Ken Burns, Sarah Burns and David McMahon‘s The Central Park Five will play Toronto and may — I say “may” — turn up in Telluride. Obviously another miscarriage-of-justice doc, etc. The trailer shows nothing but almost complete blackness for the first minute or so — ballsy or boring? There’s a pre-Toronto screening happening in Manhattan later this week but not, apparently, in Los Angeles.

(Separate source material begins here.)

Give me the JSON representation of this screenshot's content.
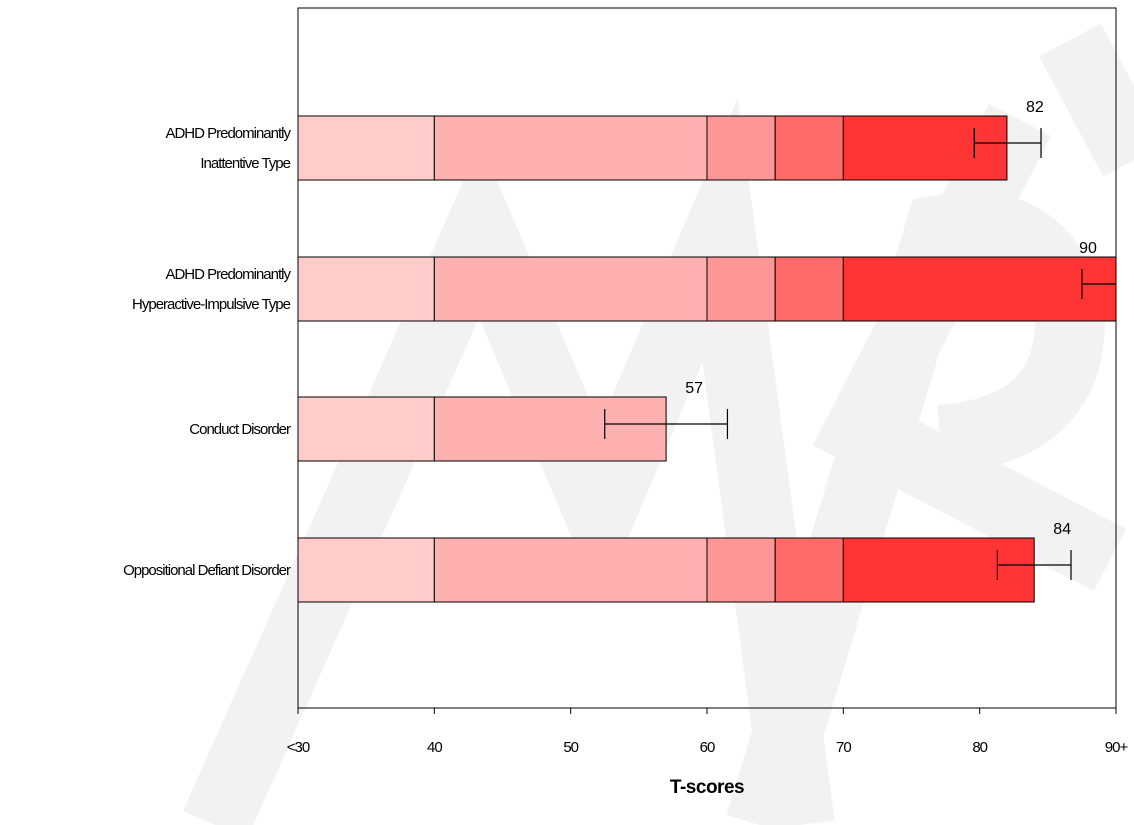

“In 1989, five black and Latino teenagers from Harlem were arrested and later convicted of brutally beating and raping a white woman in New York City’s Central Park. New York Mayor Ed Koch called it the ‘crime of the century’ and it remains to date one of the biggest media stories of our time. The five each spent between 6 and 13 years in prison before a shocking confession from a serial rapist and DNA evidence proved their innocence.”

No Offense

“The enormity of their flat brain, the enormity of their stupidity, is just overwhelming. Try to look [at one] in the eye with great intensity, and the intensity of stupidity that is looking back at you is just amazing.” This is Werner Herzog talking about chickens in a clip directed by Siri Bunford. I naturally associated the quote with various biped encounters I’ve had over the years in…aahh, let’s say sports bars.

Scarlet Miracle Whip

This Nathaniel Hawthorne/”Scarlet Letter” Miracle Whip ad is about four months old, but it’s been playing on MSNBC the last couple of days. Farcical acting, of course, but handsome visual values, atmospherically sophisticated — as nicely done as Ridley Scott‘s The Duellists. Cheers to mcgarrybowen of Chicago, chief creative officer Ned Crowley, Park Pictures and director Joachim Back.

Three Ikes

On the left, the real Dwight D. Eisenhower — 34th President of the U.S., a Republican and a flaming activist liberal by today’s wacko-conservative standards. In the middle Henry Grace, who was chosen to play Ike in The Longest Day for obvious reasons. And on the right, Robin Williams as Eisenhower in Lee DanielsThe Butlernot joke casting, exactly, but obviously not to be taken “seriously” either.


(l.) real McCoy, (center) Henry Grace, (r.) Robin Williams.

Collateral Map

Yesterday morning Rope of Silicon‘s Brad Brevet posted a Collateral location map with assistance provided by Movie Locations and Seeing Stars. It reminded me of the one absolute rule when it comes to Los Angeles film locations — if at all possible, never shoot west of Highland or north of Playa del Rey. But the Valley is okay.

What was the last genuinely cool film that was mostly shot on the west side? The Long Goodbye? Plenty of ’80s, ’90s and aught films surely qualify.

Master Rebound

Before I watched this I was almost ready to use the headline “All Master-ed Out” but then wait, whoa…hold up. This one has sex, audacity. energy, menace, flicking tongues, cops, fisticuffs. Forget the Piss Christ one-sheet that half-smothered interest and those “jeez, uhm, I think I need to see it again” Music Box reviews. The Master is back to urgent, bracing, necessary.

That aside, the apparent decision by the Weinstein Co. and Paul Thomas Anderson to blow off the Telluride Film Festival (8.30 through 9.3) is a highly bothersome thing, if not a tiny bit tragic. It’s been said that for the second year in a row that this much-loved Rocky Mountain festival feels a little light in the loafers. It needs at least one cold-cocking power hitter from the auteurist ranks, and the absence of both The Master and Terrence Malick‘s To The Wonder is being felt and meditated upon, let me tell you.